The second story from Superman’s Girlfriend Lois Lane #50 (July 1964), “Lois Lane’s Luckiest Day,” is the focus of today’s Lois Lane Friday. The art is by Kurt Schaffenberger, but it is not clear who wrote the script. There’s a secret in store for all of you Legion of Super-Hero fans, too.
At a meeting of the Lois Lane Fan Club, three teenage girls approach Lois about becoming new members. She invites them to shadow her in her shift at the hospital and write it up as a news story. As usual, it appears the Lois – even though she’s only a volunteer nurse – is the only nurse in the hospital at all.
First she visits a little boy who is happy to show her that he can walk again. Second, she visits a research scientist who asks her to work with him full time. “Thanks, Doctor,” she replies. “But my patients would miss me! Besides, I’d never leave the Daily Planet!”
Next she is going to assist the “dreamy” surgeon Dr. Sloan in the operating room. She scrubs in and then realizes that she left her earrings on. Aghast, she quickly removes them, but one of her prized earrings bounces down into the drain. She goes back to surgery, but her mind is on the jewelry and not her job, so the doctor scolds her. After the surgery is over, she is relieved to discover that her earring did not fall down the drain after all, and is in fact sitting in the sink. She decides this must be her lucky day.
Doctor Sloane scolded Lois for handing him a hemostat instead of a forceps. He should be more worried about her poor sterile technique. She removes her earring after scrubbing in (thus contaminating herself), but neglects to scrub in again. Of course, Doctor Sloane is resting his scrubbed-in hands on the doorframe, so his technique isn’t any better.
After that, it’s Lois’s job to give a tranquilizer pill to a “psychopathic patient” in a locked room. She walks in alone and the patient slams the door, locking her in. He then picks up a stool and advances toward her with it. Suddenly, his madness vanishes completely. The doctors test him and state: “Amazing! Every test shows he has been cured of his mania! He can go home to his family! It’s a medical miracle Miss Lane!”
It’s folly for a petite nurse to be sent in alone to give a patient with known violent tendencies his medicine. That’s just plain stupid; there are people specially trained to deal with situations like this. Then Lois commits the biggest sin in psychiatry: never let the patient get between you and the door. Of course, the doctors clearly aren’t particularly talented because they are dressed as ear-nose-and-throat specialists, confuse mania and other mental illnesse,s and decide after a few minutes of cursory testing (using some sort of machine) that his mental illness is gone forever.
Finally, Lois is giving the elderly patients sunning in the hospital garden their fruit juice. One patient’s prize collection of flags blows away, but since Lois knows this is her “lucky day” she is confident that all the flags will be recovered. Sure enough, one of the new fan club members brings all the flags to her.
It is then that Lois is able to put all the clues together and deduce what is going on. Her new fan club members are actually Triplicate Girl, Phantom Girl and Shrinking Violet from the Legion of Super-Heroes. When Lois lost her ring, Violet was able to shrink down and find it down the drain. Phantom Girl phased through the locked door and was able to remove the blood clot that was causing the patient’s mental illness by pressing on a nerve in his neck. Finally, Triplicate Girl was able to split into three and catch all the flags.

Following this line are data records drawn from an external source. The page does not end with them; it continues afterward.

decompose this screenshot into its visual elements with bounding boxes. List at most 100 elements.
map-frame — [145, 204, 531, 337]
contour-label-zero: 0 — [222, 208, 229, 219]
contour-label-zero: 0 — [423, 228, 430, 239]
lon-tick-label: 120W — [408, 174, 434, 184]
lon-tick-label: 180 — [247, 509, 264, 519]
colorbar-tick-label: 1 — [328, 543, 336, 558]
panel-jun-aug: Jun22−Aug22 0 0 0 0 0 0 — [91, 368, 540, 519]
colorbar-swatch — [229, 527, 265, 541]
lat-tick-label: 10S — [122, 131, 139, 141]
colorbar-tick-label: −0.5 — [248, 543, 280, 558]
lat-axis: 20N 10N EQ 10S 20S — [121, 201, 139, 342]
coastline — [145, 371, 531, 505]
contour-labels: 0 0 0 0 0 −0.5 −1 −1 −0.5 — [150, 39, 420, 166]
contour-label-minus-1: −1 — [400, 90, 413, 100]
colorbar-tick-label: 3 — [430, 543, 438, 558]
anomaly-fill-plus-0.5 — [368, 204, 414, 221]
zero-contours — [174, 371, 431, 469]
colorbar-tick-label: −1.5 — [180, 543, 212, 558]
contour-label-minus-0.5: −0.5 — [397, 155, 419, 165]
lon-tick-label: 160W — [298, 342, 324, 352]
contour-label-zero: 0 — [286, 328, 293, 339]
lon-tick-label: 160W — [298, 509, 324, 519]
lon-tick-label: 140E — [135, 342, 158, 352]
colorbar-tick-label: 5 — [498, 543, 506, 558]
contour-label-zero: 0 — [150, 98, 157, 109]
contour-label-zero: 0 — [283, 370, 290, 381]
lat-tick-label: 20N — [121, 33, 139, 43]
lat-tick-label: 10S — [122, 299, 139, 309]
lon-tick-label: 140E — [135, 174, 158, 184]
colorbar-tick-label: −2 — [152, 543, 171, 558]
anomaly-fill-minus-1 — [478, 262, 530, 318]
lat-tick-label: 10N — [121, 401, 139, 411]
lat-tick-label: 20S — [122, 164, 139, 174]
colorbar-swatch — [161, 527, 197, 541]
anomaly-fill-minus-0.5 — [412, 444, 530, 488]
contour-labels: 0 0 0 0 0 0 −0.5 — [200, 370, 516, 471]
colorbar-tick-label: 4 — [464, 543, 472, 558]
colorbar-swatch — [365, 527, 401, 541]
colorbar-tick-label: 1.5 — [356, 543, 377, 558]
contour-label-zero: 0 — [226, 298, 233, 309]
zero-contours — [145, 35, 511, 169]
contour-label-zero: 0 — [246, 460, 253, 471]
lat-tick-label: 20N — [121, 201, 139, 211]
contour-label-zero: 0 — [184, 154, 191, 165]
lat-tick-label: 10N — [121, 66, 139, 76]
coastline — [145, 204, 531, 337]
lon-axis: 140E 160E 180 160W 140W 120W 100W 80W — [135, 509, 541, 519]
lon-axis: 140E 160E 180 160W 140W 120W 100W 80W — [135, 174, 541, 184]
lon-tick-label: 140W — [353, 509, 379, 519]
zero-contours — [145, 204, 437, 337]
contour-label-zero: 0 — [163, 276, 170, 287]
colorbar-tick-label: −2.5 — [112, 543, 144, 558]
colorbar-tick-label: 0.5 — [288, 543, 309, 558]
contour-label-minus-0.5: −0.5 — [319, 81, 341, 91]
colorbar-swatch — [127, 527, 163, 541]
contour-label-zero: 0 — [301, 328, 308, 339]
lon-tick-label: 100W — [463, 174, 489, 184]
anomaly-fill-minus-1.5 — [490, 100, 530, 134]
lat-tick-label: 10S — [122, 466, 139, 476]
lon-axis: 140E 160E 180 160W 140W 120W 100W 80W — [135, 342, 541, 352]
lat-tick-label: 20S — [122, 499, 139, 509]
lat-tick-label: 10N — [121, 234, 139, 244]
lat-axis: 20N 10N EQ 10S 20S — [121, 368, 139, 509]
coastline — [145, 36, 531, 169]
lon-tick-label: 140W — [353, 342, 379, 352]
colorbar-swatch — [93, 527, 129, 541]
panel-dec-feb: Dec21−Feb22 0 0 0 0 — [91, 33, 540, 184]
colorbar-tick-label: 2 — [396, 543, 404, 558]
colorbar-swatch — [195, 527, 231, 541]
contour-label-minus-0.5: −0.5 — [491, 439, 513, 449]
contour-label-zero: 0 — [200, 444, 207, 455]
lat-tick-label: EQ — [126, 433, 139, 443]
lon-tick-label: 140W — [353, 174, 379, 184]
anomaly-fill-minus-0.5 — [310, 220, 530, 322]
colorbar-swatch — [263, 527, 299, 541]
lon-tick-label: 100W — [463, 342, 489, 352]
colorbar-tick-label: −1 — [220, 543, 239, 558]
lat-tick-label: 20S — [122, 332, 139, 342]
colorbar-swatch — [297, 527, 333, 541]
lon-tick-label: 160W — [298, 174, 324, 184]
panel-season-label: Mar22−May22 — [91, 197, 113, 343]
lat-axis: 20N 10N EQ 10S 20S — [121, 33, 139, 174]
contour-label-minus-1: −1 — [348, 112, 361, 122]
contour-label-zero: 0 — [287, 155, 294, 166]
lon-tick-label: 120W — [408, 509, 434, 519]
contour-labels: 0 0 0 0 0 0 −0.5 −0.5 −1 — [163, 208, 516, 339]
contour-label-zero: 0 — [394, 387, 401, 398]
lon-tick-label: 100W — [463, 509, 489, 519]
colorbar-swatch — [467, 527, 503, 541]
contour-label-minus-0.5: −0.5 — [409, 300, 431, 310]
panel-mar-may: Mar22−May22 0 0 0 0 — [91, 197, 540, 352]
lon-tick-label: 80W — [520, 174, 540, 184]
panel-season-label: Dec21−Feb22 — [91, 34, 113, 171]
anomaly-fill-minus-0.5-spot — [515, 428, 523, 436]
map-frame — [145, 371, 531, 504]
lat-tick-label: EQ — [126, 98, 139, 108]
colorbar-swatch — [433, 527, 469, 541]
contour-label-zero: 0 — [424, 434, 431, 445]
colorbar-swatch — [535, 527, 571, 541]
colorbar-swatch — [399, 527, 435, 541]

There are certainly situations where physical injury to the brain can cause mental illness, but a blood clot pressing on a nerve in the neck is not one of them.
Sadly, when the girls hand in their news stories to Lois, she has to turn down their membership in her fan club. Their stories, while containing all the facts, missed the human elements that make a good story. “Choke We’re sorry too! Goodbye, Lois,” say the Legionnaires as they return to their own club in the future.